On paper, a psych-rock act might seem an odd choice of support for a prog-metal band. But if those death metal all-dayers have taught us anything, it is that there’s nothing quite as boring as listening to slight variations on the same style of music for hour after hour. As our reviewer noted of their headlining show at the Thekla, glitter-encrusted Goldray have certainly put the work in when it comes to raiding the dressing-up box. Former Reef guitarist Kenwyn House appears to have acquired Jimmy Page’s old wardrobe at a car boot sale, while singer Leah Rasmussen is clearly an alumnus of the Stevie Nicks school of floaty dancing, wafting about in black chiffon. Hell, the flower budget alone must have swallowed much of their fee, making the Fleece’s stage come over all 1967.
The music? Well, after a slow and rather meandering start, they get it together, man, once House’s riffage kicks in. Rasmussen is a commanding presence with a voice to match, ranging from Gilli Smyth-style space whisper all the way to full-throttle roar.
How come Finland produces so many great metal and prog bands for such a tiny nation? The secret lies in the country’s enviable free music education system, in which ability and creativity are nurtured and celebrated rather than being viewed with suspicion. The ferociously talented Von Hertzen siblings are clear beneficiaries of this approach (see our interview with them here), but it’s only now, 17 years into their career, that they’re finally beginning to make inroads into the UK market. If the trio are frustrated at their slow progress here, there’s absolutely no sign of it tonight as they unleash those powerful compositions with extraordinary soaring vocal harmonies upon an audience who can barely believe their good fortune in experiencing such a world-class band at close quarters.
If there’s been a criticism of VHB in recent years, it is that their restless inventiveness and no-boundaries approach leads them to cover too much ground musically, robbing the band of a clear identity. Perhaps as a statement of intent, they kick off tonight’s show with the epic, 12-minute, three-part opening title track of new album War is Over, which sees them firmly back in prog-metal territory. It’s an astonishing piece – at once bristling with ideas and wholly accessible, all that great musicianship being placed wholly in service of the song.

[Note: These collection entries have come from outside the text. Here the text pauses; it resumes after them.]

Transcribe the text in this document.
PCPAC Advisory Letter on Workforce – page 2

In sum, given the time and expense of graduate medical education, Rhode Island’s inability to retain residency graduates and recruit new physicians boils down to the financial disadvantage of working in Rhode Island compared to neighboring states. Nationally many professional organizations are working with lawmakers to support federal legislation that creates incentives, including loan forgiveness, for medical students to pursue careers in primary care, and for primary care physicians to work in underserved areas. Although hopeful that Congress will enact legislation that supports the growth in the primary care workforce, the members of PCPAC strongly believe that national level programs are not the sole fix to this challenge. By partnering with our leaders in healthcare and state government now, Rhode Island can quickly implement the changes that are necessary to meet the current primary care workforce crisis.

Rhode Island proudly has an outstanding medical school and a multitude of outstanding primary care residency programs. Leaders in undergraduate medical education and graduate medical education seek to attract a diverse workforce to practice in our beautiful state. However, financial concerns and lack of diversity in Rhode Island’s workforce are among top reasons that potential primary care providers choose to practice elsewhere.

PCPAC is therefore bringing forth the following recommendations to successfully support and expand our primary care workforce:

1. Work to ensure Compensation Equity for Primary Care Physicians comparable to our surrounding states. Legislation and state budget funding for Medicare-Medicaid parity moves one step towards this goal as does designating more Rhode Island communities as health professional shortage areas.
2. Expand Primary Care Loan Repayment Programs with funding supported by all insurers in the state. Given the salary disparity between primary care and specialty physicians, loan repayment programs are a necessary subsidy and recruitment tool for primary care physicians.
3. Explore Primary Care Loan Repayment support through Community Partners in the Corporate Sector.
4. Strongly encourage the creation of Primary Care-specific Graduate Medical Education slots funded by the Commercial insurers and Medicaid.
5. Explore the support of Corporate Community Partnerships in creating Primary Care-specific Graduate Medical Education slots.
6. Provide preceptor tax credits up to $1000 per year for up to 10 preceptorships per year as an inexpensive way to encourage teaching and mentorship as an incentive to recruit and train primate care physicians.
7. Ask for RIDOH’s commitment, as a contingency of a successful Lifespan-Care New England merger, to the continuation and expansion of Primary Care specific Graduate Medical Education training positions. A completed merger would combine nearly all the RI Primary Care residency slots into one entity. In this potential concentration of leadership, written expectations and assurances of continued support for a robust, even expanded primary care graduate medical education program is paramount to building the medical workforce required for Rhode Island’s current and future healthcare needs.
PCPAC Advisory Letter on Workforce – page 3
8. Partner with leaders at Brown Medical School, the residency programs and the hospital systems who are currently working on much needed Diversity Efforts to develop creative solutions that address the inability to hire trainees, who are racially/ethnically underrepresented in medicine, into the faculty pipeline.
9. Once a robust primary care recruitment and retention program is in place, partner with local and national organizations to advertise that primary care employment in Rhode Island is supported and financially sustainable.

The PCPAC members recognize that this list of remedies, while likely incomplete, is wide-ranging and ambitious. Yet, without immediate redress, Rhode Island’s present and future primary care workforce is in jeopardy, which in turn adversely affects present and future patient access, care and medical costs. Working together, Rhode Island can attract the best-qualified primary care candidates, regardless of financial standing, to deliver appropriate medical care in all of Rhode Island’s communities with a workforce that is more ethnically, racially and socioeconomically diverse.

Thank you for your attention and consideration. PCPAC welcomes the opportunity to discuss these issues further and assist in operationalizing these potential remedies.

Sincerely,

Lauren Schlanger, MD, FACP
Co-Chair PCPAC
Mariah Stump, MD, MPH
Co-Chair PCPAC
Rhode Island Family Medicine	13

As usual, the bro’s are ranged across the front of the stage – Jonne (top-knot, bass and keyboards), Mikko (guitar, lead vocals) and Kie (beard, hat, specs, lead guitar) – with the Other Blokes at the back. These are completely different Other Blokes from the ones who appeared here 18 months ago, but the importance of drummer Sami Kuoppamäki and keyboard player Robert Engstrand should not be underestimated. Like his burly predecessor Mikko Kaakkuriniemi, Kuoppamäki is a dextrous player who keeps these songs bouncing along, while Engstrand pitches in impressively with the harmony vocals, making them sound even bigger than before.
Refugee song Jerusalem, also from War is Over, has plenty of those, but then VHB take a left turn with the urgent, driving, atypical Coming Home – Jonne bashing out a disco beat on his keyboard while Kie takes the baritone lead vocal. Crowd favourite Insomniac follows, with its grungy vibe and big dirty keyboard sound. Who Are You? showcases their experimental side, The Arsonist is a rare full-on rocker and the power-pop-tinged Frozen Butterflies even has the potential to win over those who convince themselves that they Don’t Like This Sort of Stuff.
They delve into the catalogue for probably their best-known song Flowers and Rust, along with the anthemic Gloria, which whisks the siblings back to those early experiences in their musical family. Still, it’s comforting to find that they’re not completely infallible. Mikko abandons delicate first encore Wanderlust, performed with just keyboard and guitar accompaniment, when he forgets the words. So it’s straight in to former set-opener New Day Rising, now repurposed as a suitably euphoric final encore that underlines their status as one of the best-kept secrets in rock.